Actors Ben McKenzie (Gordon) and Donal Logue (Bullock) have a chemistry that I once thought could carry the show, but not when their characters are written like this. I liked the idea of Logue’s Harvey as a gruff, shady, but still talented cop. Unfortunately, the show is taking him toward the extremes, making him too indifferent to crime and too much of a slacker at actual detective work. The result is that Gordon is having to do everything, while Harvey is there just to make snide remarks. And I like the snide remarks! Logue is great in this role. Just make it more three-dimensional.

Unfortunately, anything vaguely resembling three-dimensionality is treated as an anathema to this show. Take this episode’s first two victims. We’re introduced to the first, a white-collar criminal, as he yells at his lawyer that he’s not going to prison just because the little people of the world lost their pensions. We’re introduced to the second, a bad cop, as he openly tells a room of cops that he’s about to go mercilessly beat someone with a bat. The only way to make these people more openly silly stock characters would have been to name them Wall St. Evil and Officer Joe Corrupto.
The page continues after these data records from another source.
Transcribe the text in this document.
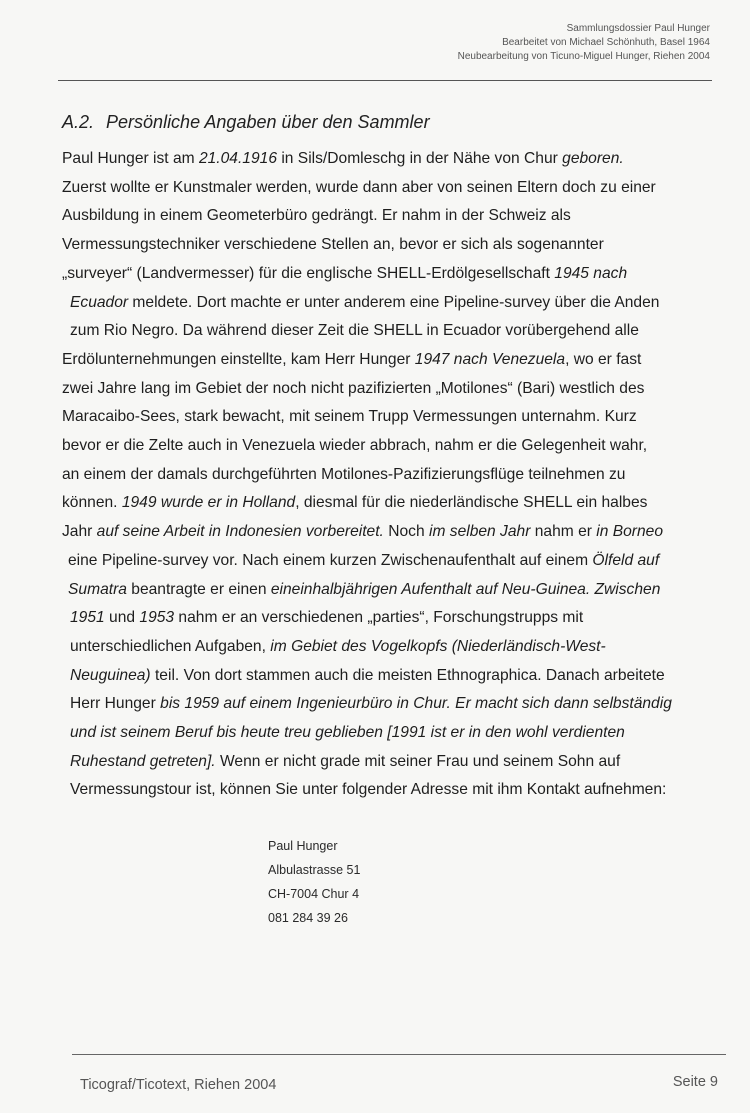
Sammlungsdossier Paul Hunger
Bearbeitet von Michael Schönhuth, Basel 1964
Neubearbeitung von Ticuno-Miguel Hunger, Riehen 2004
A.2. Persönliche Angaben über den Sammler
Paul Hunger ist am 21.04.1916 in Sils/Domleschg in der Nähe von Chur geboren.
Zuerst wollte er Kunstmaler werden, wurde dann aber von seinen Eltern doch zu einer
Ausbildung in einem Geometerbüro gedrängt. Er nahm in der Schweiz als
Vermessungstechniker verschiedene Stellen an, bevor er sich als sogenannter
„surveyer“ (Landvermesser) für die englische SHELL-Erdölgesellschaft 1945 nach
Ecuador meldete. Dort machte er unter anderem eine Pipeline-survey über die Anden
zum Rio Negro. Da während dieser Zeit die SHELL in Ecuador vorübergehend alle
Erdölunternehmungen einstellte, kam Herr Hunger 1947 nach Venezuela, wo er fast
zwei Jahre lang im Gebiet der noch nicht pazifizierten „Motilones“ (Bari) westlich des
Maracaibo-Sees, stark bewacht, mit seinem Trupp Vermessungen unternahm. Kurz
bevor er die Zelte auch in Venezuela wieder abbrach, nahm er die Gelegenheit wahr,
an einem der damals durchgeführten Motilones-Pazifizierungsflüge teilnehmen zu
können. 1949 wurde er in Holland, diesmal für die niederländische SHELL ein halbes
Jahr auf seine Arbeit in Indonesien vorbereitet. Noch im selben Jahr nahm er in Borneo
eine Pipeline-survey vor. Nach einem kurzen Zwischenaufenthalt auf einem Ölfeld auf
Sumatra beantragte er einen eineinhalbjährigen Aufenthalt auf Neu-Guinea. Zwischen
1951 und 1953 nahm er an verschiedenen „parties“, Forschungstrupps mit
unterschiedlichen Aufgaben, im Gebiet des Vogelkopfs (Niederländisch-West-
Neuguinea) teil. Von dort stammen auch die meisten Ethnographica. Danach arbeitete
Herr Hunger bis 1959 auf einem Ingenieurbüro in Chur. Er macht sich dann selbständig
und ist seinem Beruf bis heute treu geblieben [1991 ist er in den wohl verdienten
Ruhestand getreten]. Wenn er nicht grade mit seiner Frau und seinem Sohn auf
Vermessungstour ist, können Sie unter folgender Adresse mit ihm Kontakt aufnehmen:
Paul Hunger
Albulastrasse 51
CH-7004 Chur 4
081 284 39 26
Ticograf/Ticotext, Riehen 2004	Seite 9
Gotham may get better, but it’s hard to have much faith in that when its flaws feel so ingrained in its DNA. When Agents of SHIELD produced its surprising midseason turnaround last year, it was driven by something as basic as getting better plots. I feel like Gotham‘s issues are already running deeper than AoS‘ ever did. Gotham seems to be, at its core, a simple-minded show with simple-minded characters acting on simple-minded motivations. It’s a master class in lacking subtlety. “The Balloonman” didn’t feel like a show struggling to find its way; it felt like a show telling exactly the kind of story it wants to tell. And if this is what the entire season/series has in store, then the show needs all the oddly supportive reviews it can get — because spoiler alert: balloons do pop.